Generate and check is indeterminate, as it requires recursion when the check fails, an arbitrary number of times.
Thanny,
there are deterministic algorithms to find primes. They can be pretty slow though.
Thanny,
I am not familiar with the usage "determinate." If you're only interested in algorithms that *don't recurse*, that's seems very restrictive and not practically interesting when talking about algorithms that are actually used for things. I mean, don't they almost all recurse? Is there an especially interesting subset of practical algorithms that don't recurse?
And it's not quite true that this prime generating algorithms will recurse an arbitrary number of times. The complexity of something called a wheel sieve for finding all primes less than N is O(N/(((log N)^L)log log N), so there's a bound. And the next prime after that has to be less than the product of those primes (so that is a very huge upper bound, true).
Sorry, that's space complexity on the wheel sieve, time complexity is O(N/log log N).
GUYS I HAVE PROVED IT WHEREE CAN I SUBmit my papers??? i Proved the twin prime conjecture!!!!
So I'm still interested in this claim of "no algorithms for generating primes," -- obviously false but wondering if it's just a sloppy statement of something that's actually interesting.
I am perhaps misunderstanding Thanny's claim that there are no "determinate" algorithms for it: he can't mean that it's interesting that there are no non-recursive algorithms for finding primes. I'll grant that there are no non-recursive algorithms for finding primes, but there are also no non-recursive algorithms for finding out if a list contains a given element, so it would be very weird to me to claim that's an *interesting* restriction to put on an algorithm, because it excludes almost everything you might want an algorithm for.
As far as time bound, a quick google search turns up this comment on stackexchange:
http://math.stackexchange.com/questions/227363/is-there-a-polynomial-ti…
claiming that if Cramer's conjecture is true, then finding a prime greater than N is in P. I don't know the number theory here, i.e. I don't know what Cramer's conjecture is and whether it actually means there's only O((log N)^2) tests if it's true. And I also don't know whether Cramer's conjecture is one of those things that people tend to believe without proof, or whether people tend to think it's implausible, even though we can't find a counterexample.

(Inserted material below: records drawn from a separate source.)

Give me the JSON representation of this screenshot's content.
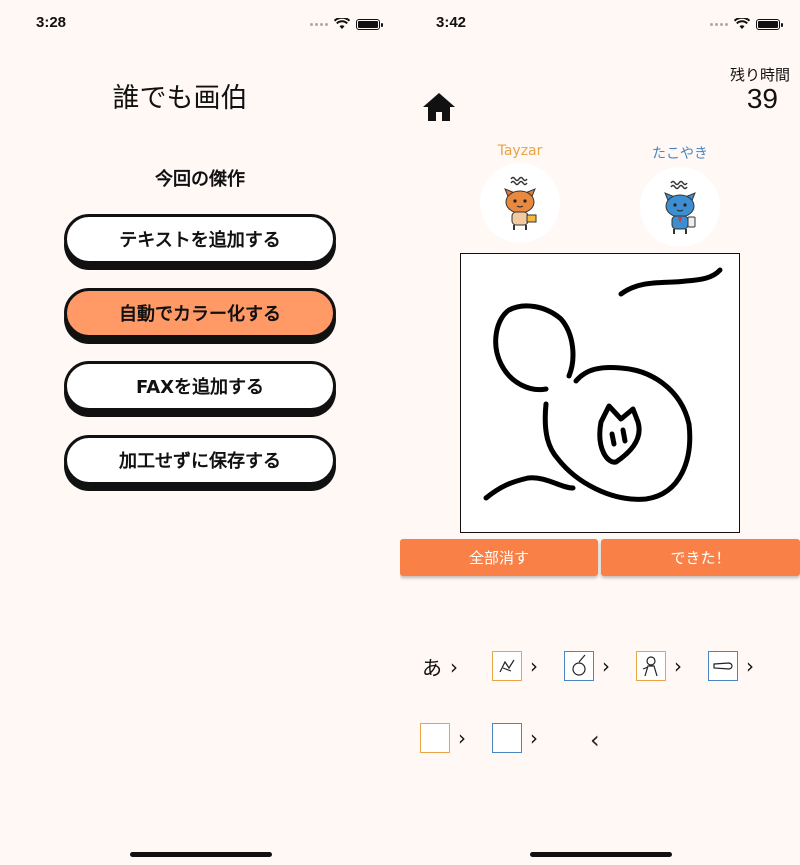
{
  "left": {
    "status_time": "3:28",
    "logo": "誰でも画伯",
    "subtitle": "今回の傑作",
    "buttons": {
      "add_text": "テキストを追加する",
      "auto_color": "自動でカラー化する",
      "add_fax": "FAXを追加する",
      "save_plain": "加工せずに保存する"
    }
  },
  "right": {
    "status_time": "3:42",
    "timer_label": "残り時間",
    "timer_value": "39",
    "players": [
      {
        "name": "Tayzar",
        "color": "#e8a447"
      },
      {
        "name": "たこやき",
        "color": "#4a87c2"
      }
    ],
    "clear_all": "全部消す",
    "done": "できた！",
    "history_first": "あ",
    "accent": "#f98148",
    "border_orange": "#e8a447",
    "border_blue": "#4a87c2"
  }
}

But I'm assuming that post is correct, and that we can't *prove* that finding a prime greater than N is in P, but that it's reasonable to expect you will actually find that prime in polynomial time.
Certainly, computer scientists don't treat the problem of finding primes as if it's intractable.
I think that maybe Thanny meant that there's no FORMULA for generating primes. For instance, the formula 2^p -- 1, where p is a prime sometimes gives a prime result (for p=2 for instance), but sometimes gives a non-prime result (p=11, which gives 2047=89*23). There is no known formula for which we can plug in an input number and use the formula to generate ONLY prime numbers.
Aha Sean, I have a formula: (4+(-1)^n). Plug any value of n in and you will always get a prime!
:-P
Pete, Cramer's conjecture says that the next prime after p is never bigger than p + C log(p)^2 for some (fixed) C. In other words, the gaps between primes never get "too large".
I think it's generally expected to be true, but really hard to prove.
Aha, Joffan, but that's not really true! Try n = 1/2, for instance. We both made the same mistake; we didn't express ourselves precisely enough. Your formula works only for integral values of n, but you didn't specify that. My statement SHOULD have been that there's no formula that functions as a one-to-one and onto map from some subset (not necessarily a proper one) of the integers to the primes. Your example obviously is not onto the primes as only 3 and 5 are generated by it.